Qu’est-ce qui t’a donné envie de faire de l’UXR ?
Un alignement des planètes! En tant développeuse front-end, j’ai débuté au sein d’une entreprise spécialisée dans l’accessibilité numérique nommée Tanaguru. C’est là que j’ai vraiment compris ce qu’était l’accessibilité numérique et surtout, à quel point notre monde digital qui est censé faciliter nos vies, ne facilite finalement la vie que d’une partie de la population.
Que faisais-tu chez Tanaguru ?
Pendant cette expérience, j’ai participé au développement de sites accessibles mais j’ai aussi fait quelques audits d’accessibilité - à l’époque avec le RGAA 3 - c’est-à-dire la version 3 du référentiel français en matière d’accessibilité, j’ai participé à des actions de sensibilisation et de formation auprès du public ou de clients et j’ai eu une mission particulière qui m’a totalement décidé à faire de l’UXR.
Pourrais-tu donner ta propre définition de l'accessibilité numérique ?
L’accessibilité et la conception inclusive sont des concepts parfois confondus car ces deux concepts visent à réduire les barrières entre les humains et la technologie en créant des expériences inclusives.
D’un côté nous avons l'accessibilité qui garanti que les interfaces sont utilisables par des personnes en situation de handicap (handicaps auditifs, cognitifs, physiques et visuels). L'accessibilité a une portée plus définie que la conception inclusive en ce sens qu'elle se concentre sur des aménagements spécifiques encadrés par la loi. L'accessibilité numérique en France se matérialise notamment par l’ensemble des règles éditées par la DINUM pour permettre aux personnes en situation de handicap de bénéficier des mêmes espaces digitaux, au même titre que toi et moi n’avons pas cette problématique au quotidien.
Alors que la conception inclusive est une notion plus large qui consiste à veiller à ce que tous les utilisateurs puisse bénéficier d’un espace digital peu importe leur profil ou leurs capacités, en évitant toutes discriminations.

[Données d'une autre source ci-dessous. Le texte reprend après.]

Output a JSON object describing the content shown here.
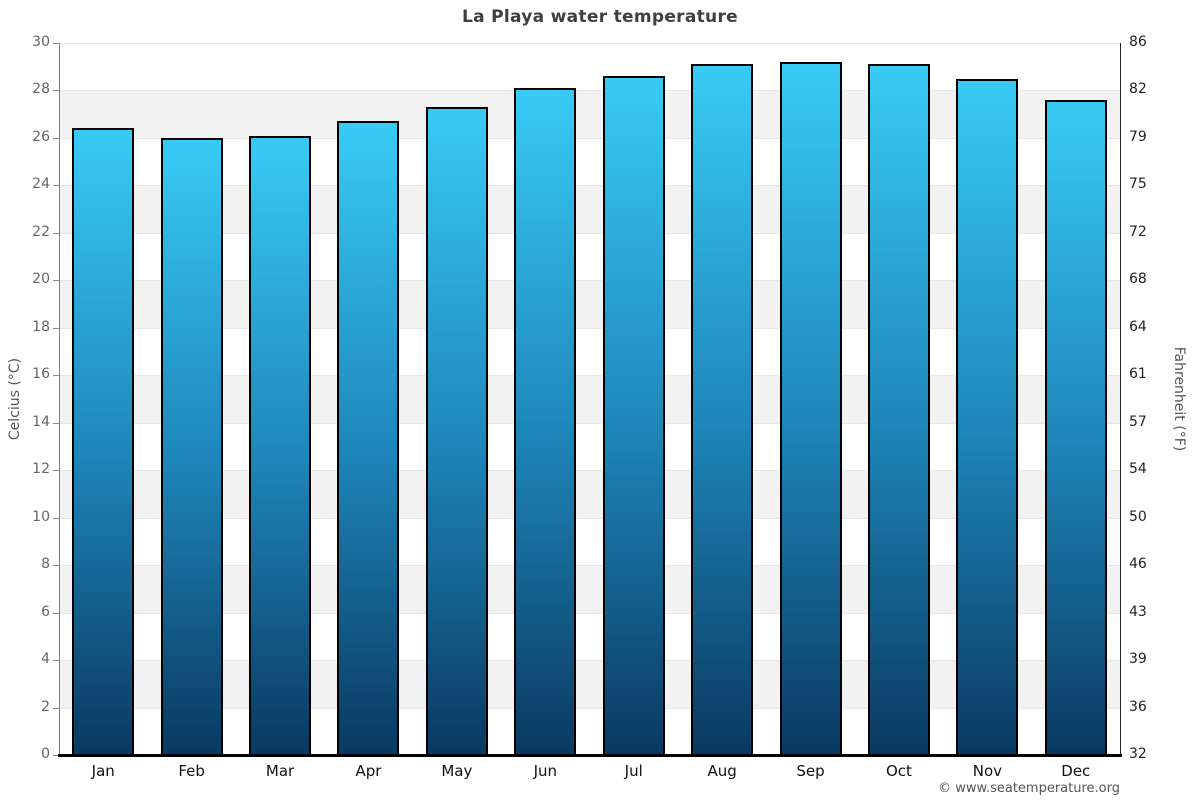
{
  "header": {
    "title": "La Playa water temperature"
  },
  "footer": {
    "credit": "© www.seatemperature.org"
  },
  "chart_data": {
    "type": "bar",
    "title": "La Playa water temperature",
    "categories": [
      "Jan",
      "Feb",
      "Mar",
      "Apr",
      "May",
      "Jun",
      "Jul",
      "Aug",
      "Sep",
      "Oct",
      "Nov",
      "Dec"
    ],
    "values": [
      26.4,
      26.0,
      26.1,
      26.7,
      27.3,
      28.1,
      28.6,
      29.1,
      29.2,
      29.1,
      28.5,
      27.6
    ],
    "unit": "°C",
    "ylabel_left": "Celcius (°C)",
    "ylabel_right": "Fahrenheit (°F)",
    "ylim": [
      0,
      30
    ],
    "y_ticks_celsius": [
      0,
      2,
      4,
      6,
      8,
      10,
      12,
      14,
      16,
      18,
      20,
      22,
      24,
      26,
      28,
      30
    ],
    "y_ticks_fahrenheit": [
      32,
      36,
      39,
      43,
      46,
      50,
      54,
      57,
      61,
      64,
      68,
      72,
      75,
      79,
      82,
      86
    ],
    "grid": "alternating-horizontal-bands",
    "legend": "none",
    "colors": {
      "bar_gradient_top": "#38cbf5",
      "bar_gradient_mid": "#1e86b9",
      "bar_gradient_bottom": "#0a3961",
      "bar_border": "#000000",
      "band_gray": "#f2f2f2",
      "gridline": "#e8e8e8",
      "baseline": "#000000",
      "tick_label_left": "#666666",
      "tick_label_right": "#222222",
      "title": "#3f3f3f"
    }
  }
}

Elle prend en compte une variété de sujets : l'âge, la culture, la situation économique, l'éducation, le sexe, la situation géographique, la langue ou l’origine ethnique, incluant l’accessibilité. Pour résumer c’est fournir un contenu de façon équitable à tous les utilisateurs, y compris les personnes en situation de handicap.
*L’accessibilité est encadrée par l’État car la non-conformité numérique constitue une inégalité. Dans la loi de 2005 sur le handicap et l’égalité des chances, définit le handicap comme toute limitation d’activité ou restriction de participation à la vie en société ça fait effectivement écho à notre environnement numérique. subie dans son environnement par une personne en raison d’une altération substantielle, durable ou définitive d’une ou plusieurs fonctions physiques, sensorielles, mentales, cognitives ou psychiques, d’un polyhandicap ou d’un trouble de santé invalidant. Il est difficile d’avoir des chiffres très précis sur la non accessibilité numérique notamment car le handicap tout comme l’exposition numérique est différente selon chaque personne. Cependant, rien qu’en prenant les chiffres de la population touchée par la déficience visuelle on peut imaginer le nombre de personnes impactées : Selon l’INSEE, en France 1,7 millions de personnes ont des déficiences visuelles, 207 000 aveugles et malvoyants profonds, 932 000 malvoyants moyens (en vision altérée de près voir on peut parler de lecture impossible).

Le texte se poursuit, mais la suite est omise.